„Meer geld naar scheikunde en natuurkunde”
DEN HAAG (ANP). Nederland moet meer jongeren opleiden tot scheikundige en natuurkundige. Om dat te bereiken, moet het kabinet elk jaar 119 miljoen euro extra uittrekken. Dat zegt een speciale commissie, die sinds 2009 bezig is en vrijdag zijn conclusies heeft gepresenteerd.
Nederland geeft momenteel ongeveer 400 miljoen euro per jaar uit aan natuur- en scheikunde op de universiteiten. De commissie wil dat dat stijgt naar circa 519 miljoen euro. In werkelijkheid hebben de vakken 670 miljoen euro nodig, zeggen de onderzoekers, maar zo’n verhoging „zal op korte termijn moeilijk werkbaar zijn”.
Volgens de commissie hebben de bètavakken in Nederland vier grote problemen. Zo heeft Nederland moeite om toponderzoekers hier naartoe te halen en ze hier te houden. Universiteiten hebben ook moeite om genoeg geld bij elkaar te krijgen voor onderwijs en onderzoek. Onder de studenten zijn te weinig vrouwen en allochtonen. En bovendien willen weinig studenten leraar natuur- of scheikunde worden, wat „een bedreiging voor de kwaliteit van het vwo” is.
De commissie benadrukt dat het de laatste jaren beter gaat, een deel van de achterstand is ingelopen. Zo stijgt het aantal studenten natuur- en scheikunde.

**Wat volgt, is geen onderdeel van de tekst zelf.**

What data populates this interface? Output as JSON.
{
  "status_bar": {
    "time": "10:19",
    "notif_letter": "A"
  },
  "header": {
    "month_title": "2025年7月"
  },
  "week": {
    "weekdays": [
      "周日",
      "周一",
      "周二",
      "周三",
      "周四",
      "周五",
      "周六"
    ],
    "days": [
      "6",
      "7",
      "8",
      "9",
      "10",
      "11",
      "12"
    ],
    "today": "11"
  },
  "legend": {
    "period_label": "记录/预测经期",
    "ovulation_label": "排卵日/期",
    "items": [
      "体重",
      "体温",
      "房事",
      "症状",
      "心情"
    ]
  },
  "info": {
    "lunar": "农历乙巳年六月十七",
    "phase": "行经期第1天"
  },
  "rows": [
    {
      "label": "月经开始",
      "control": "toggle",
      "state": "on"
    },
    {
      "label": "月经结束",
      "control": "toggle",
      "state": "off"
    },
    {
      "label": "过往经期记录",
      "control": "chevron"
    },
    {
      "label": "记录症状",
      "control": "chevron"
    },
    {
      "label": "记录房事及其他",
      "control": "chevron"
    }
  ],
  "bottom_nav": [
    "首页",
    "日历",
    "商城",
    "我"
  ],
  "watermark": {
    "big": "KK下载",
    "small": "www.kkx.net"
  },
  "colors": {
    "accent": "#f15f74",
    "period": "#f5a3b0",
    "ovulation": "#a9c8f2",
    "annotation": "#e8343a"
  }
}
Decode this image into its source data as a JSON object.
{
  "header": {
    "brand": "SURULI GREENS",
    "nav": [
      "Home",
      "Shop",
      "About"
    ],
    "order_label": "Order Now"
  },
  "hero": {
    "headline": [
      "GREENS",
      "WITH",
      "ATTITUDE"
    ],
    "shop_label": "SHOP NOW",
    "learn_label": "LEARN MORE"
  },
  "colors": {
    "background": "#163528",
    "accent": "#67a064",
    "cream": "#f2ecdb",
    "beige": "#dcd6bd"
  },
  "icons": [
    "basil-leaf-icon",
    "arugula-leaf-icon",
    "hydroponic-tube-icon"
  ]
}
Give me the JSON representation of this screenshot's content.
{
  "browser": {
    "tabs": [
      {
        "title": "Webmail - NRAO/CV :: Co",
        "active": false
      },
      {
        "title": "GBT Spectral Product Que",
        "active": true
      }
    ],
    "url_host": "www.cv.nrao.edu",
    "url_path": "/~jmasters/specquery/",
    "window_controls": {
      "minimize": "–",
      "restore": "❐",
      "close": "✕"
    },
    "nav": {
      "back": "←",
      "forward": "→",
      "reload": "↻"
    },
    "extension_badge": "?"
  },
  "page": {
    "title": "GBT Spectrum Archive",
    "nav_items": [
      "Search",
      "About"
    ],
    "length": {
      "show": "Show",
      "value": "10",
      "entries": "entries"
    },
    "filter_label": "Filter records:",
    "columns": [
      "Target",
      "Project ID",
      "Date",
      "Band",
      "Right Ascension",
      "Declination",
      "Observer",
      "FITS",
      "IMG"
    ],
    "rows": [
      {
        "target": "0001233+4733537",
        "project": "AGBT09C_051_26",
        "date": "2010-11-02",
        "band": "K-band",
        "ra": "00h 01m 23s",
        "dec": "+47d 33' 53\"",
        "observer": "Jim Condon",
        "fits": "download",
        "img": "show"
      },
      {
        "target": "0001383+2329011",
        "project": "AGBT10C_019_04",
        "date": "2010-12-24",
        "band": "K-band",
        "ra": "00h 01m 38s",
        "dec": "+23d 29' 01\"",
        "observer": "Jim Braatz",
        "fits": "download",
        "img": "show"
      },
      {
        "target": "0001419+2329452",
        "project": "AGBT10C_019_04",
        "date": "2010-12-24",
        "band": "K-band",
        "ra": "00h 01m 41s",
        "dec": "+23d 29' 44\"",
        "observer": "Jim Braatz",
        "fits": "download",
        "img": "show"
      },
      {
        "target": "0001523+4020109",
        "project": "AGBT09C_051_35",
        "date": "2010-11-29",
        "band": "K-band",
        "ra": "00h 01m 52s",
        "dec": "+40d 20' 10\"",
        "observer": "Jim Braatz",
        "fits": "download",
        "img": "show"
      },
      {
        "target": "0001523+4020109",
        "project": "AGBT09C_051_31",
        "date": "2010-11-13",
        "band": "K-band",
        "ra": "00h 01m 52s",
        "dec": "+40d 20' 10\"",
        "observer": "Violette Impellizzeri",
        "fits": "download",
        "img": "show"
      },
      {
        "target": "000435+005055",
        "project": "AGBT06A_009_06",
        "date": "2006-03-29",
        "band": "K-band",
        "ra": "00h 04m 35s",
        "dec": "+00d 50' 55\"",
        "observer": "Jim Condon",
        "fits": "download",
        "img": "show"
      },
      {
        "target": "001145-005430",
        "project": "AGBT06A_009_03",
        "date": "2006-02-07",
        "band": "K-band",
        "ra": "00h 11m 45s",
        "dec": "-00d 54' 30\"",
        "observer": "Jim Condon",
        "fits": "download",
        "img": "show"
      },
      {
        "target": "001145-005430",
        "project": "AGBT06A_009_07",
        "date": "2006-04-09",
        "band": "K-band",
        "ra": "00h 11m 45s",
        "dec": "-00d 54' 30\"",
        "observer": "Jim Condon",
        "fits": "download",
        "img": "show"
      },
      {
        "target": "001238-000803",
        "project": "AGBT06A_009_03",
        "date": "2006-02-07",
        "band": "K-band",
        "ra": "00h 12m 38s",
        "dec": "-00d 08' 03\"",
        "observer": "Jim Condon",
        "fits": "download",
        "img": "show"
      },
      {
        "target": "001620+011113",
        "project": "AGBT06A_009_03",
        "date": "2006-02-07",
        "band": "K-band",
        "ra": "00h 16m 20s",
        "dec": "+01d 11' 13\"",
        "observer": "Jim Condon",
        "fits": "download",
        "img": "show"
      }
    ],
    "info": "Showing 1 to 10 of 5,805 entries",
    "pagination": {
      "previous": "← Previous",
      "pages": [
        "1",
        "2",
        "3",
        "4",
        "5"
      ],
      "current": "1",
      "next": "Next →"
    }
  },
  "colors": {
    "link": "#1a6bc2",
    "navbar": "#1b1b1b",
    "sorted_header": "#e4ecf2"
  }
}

Om de verbetering permanent te maken, zou er een nationaal plan moeten komen. Een paar adviezen: voer campagne om vrouwen en allochtonen naar bètastudies te lokken en om studenten leraar te laten worden; zorg voor genoeg geld voor jonge onderzoekers; maak meer geld vrij voor samenwerkingen tussen scheikundigen, natuurkundigen en het bedrijfsleven.
Het advies is aan minister Jet Bussemaker van Onderwijs gegeven. De commissie is in 2009 ingesteld door een van haar voorgangers, Ronald Plasterk. Voorzitter is de voormalige universiteitsbestuurder Douwe Breimer.